In a Rowhammer attack, memory cells are tricked into flipping bits — tiny pieces of data — by rapidly accessing nearby rows of cells over and over. This creates electrical interference that causes errors in parts of the memory the attacker didn’t directly touch, potentially allowing them to bypass security or take control of a system.

“Traditionally, security has been thought of at the software layer, but we’re increasingly seeing physical effects at the hardware layer that can be leveraged as vulnerabilities,” said Saileshwar.

Saileshwar, alongside second-year computer science PhD student Chris (Shaopeng) Lin and fourth-year computer science undergrad Joyce Qu, developed the proof-of-concept ‘GPUHammer’ attack on the GDDR6 memory in an NVIDIA RTX A6000, a GPU widely used for high-performance computing. Their paper has been accepted to USENIX Security 2025, a top-tier computer security conference.

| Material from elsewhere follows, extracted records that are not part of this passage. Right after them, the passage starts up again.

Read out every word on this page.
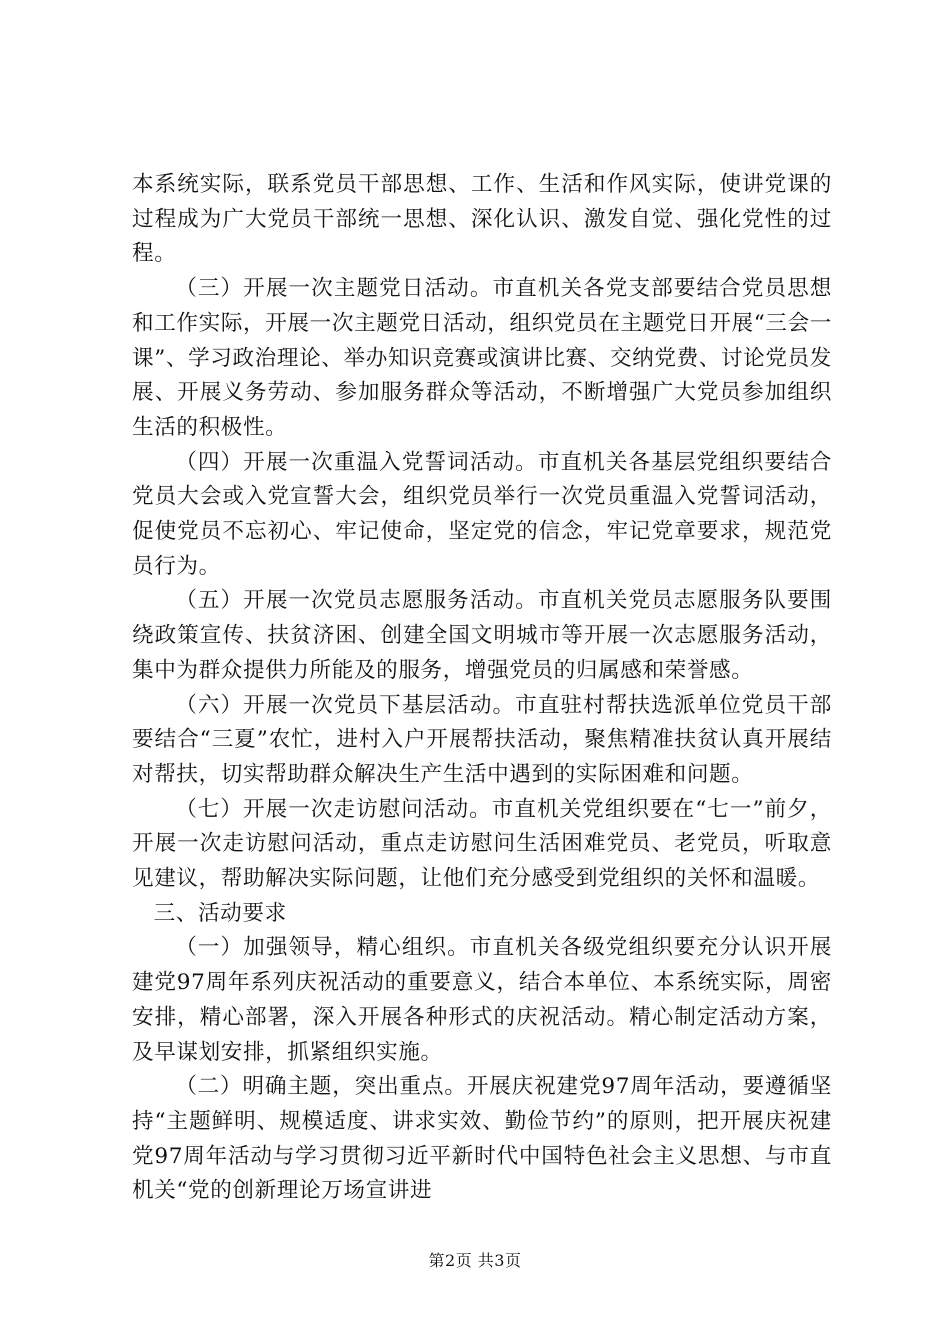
本系统实际，联系党员干部思想、工作、生活和作风实际，使讲党课的过程成为广大党员干部统一思想、深化认识、激发自觉、强化党性的过程。

（三）开展一次主题党日活动。市直机关各党支部要结合党员思想和工作实际，开展一次主题党日活动，组织党员在主题党日开展“三会一课”、学习政治理论、举办知识竞赛或演讲比赛、交纳党费、讨论党员发展、开展义务劳动、参加服务群众等活动，不断增强广大党员参加组织生活的积极性。

（四）开展一次重温入党誓词活动。市直机关各基层党组织要结合党员大会或入党宣誓大会，组织党员举行一次党员重温入党誓词活动，促使党员不忘初心、牢记使命，坚定党的信念，牢记党章要求，规范党员行为。

（五）开展一次党员志愿服务活动。市直机关党员志愿服务队要围绕政策宣传、扶贫济困、创建全国文明城市等开展一次志愿服务活动，集中为群众提供力所能及的服务，增强党员的归属感和荣誉感。

（六）开展一次党员下基层活动。市直驻村帮扶选派单位党员干部要结合“三夏”农忙，进村入户开展帮扶活动，聚焦精准扶贫认真开展结对帮扶，切实帮助群众解决生产生活中遇到的实际困难和问题。

（七）开展一次走访慰问活动。市直机关党组织要在“七一”前夕，开展一次走访慰问活动，重点走访慰问生活困难党员、老党员，听取意见建议，帮助解决实际问题，让他们充分感受到党组织的关怀和温暖。

三、活动要求

（一）加强领导，精心组织。市直机关各级党组织要充分认识开展建党97周年系列庆祝活动的重要意义，结合本单位、本系统实际，周密安排，精心部署，深入开展各种形式的庆祝活动。精心制定活动方案，及早谋划安排，抓紧组织实施。

（二）明确主题，突出重点。开展庆祝建党97周年活动，要遵循坚持“主题鲜明、规模适度、讲求实效、勤俭节约”的原则，把开展庆祝建党97周年活动与学习贯彻习近平新时代中国特色社会主义思想、与市直机关“党的创新理论万场宣讲进

第2页 共3页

They found that a single bit flip to change the exponent of an AI model’s weight could cause a massive reduction in the model’s accuracy.

“This introduces a new way AI models can fail — at the hardware level,” said Saileshwar.

The GPU users most at risk are those managing cloud computing environments, rather than individual home or office users. That’s because in the cloud, multiple users could be accessing a particular GPU at the same time, allowing an attacker to tamper with another user’s data processing.

The researchers’ attack had to account for the differences between CPU and GPU memory, Saileshwar explained. GPUs are tougher targets due to their faster memory refresh rates, slower memory latency and other architectural differences. Ultimately, the researchers leveraged the GPU’s parallelism, or its ability to run multiple operations simultaneously to optimize their hammering patterns. That adjustment led to the bit flips that demonstrated a successful attack.

But it wasn’t easy. “Hammering on GPUs is like hammering blind,” Saileshwar said, noting that they nearly gave up after failing to trigger any bit flips.

On CPUs, there are tools that help researchers inspect the memory interface, which help researchers understand how memory accesses behave and how instructions are sent from the CPU to memory. But because GPU memory chips are soldered onto the GPU board, there is no easy way to perform a similar inspection, he explained. The only signal they had was observing the bit flips that they eventually triggered.

The researchers privately disclosed their findings to NVIDIA earlier this year, and the company issued a security notice to its customers in July.

NVIDIA’s suggested remedy, enabling a feature called Error Correction Code (ECC), can repel a GPUHammer attack, but at the cost of slowing down machine learning tasks by up to 10 per cent, the researchers found. And while the affected GPUs have some built-in defenses, GPUHammer was able to get past them, showing that the current generation of mitigations isn’t foolproof. Future attacks involving more bit flips might be able to overwhelm even the ECC’s remedies, they noted.

The findings highlight a need for greater attention to GPU security, work that is “just beginning,” said Saileshwar.

“More investigation will probably reveal more issues,” he noted. “And that’s important, because we’re running incredibly valuable workloads on GPUs. AI models are being used in real-world settings like health care, finance and cybersecurity. If there are vulnerabilities that allow attackers to tamper with those models at the hardware level, we need to find them before they’re exploited.”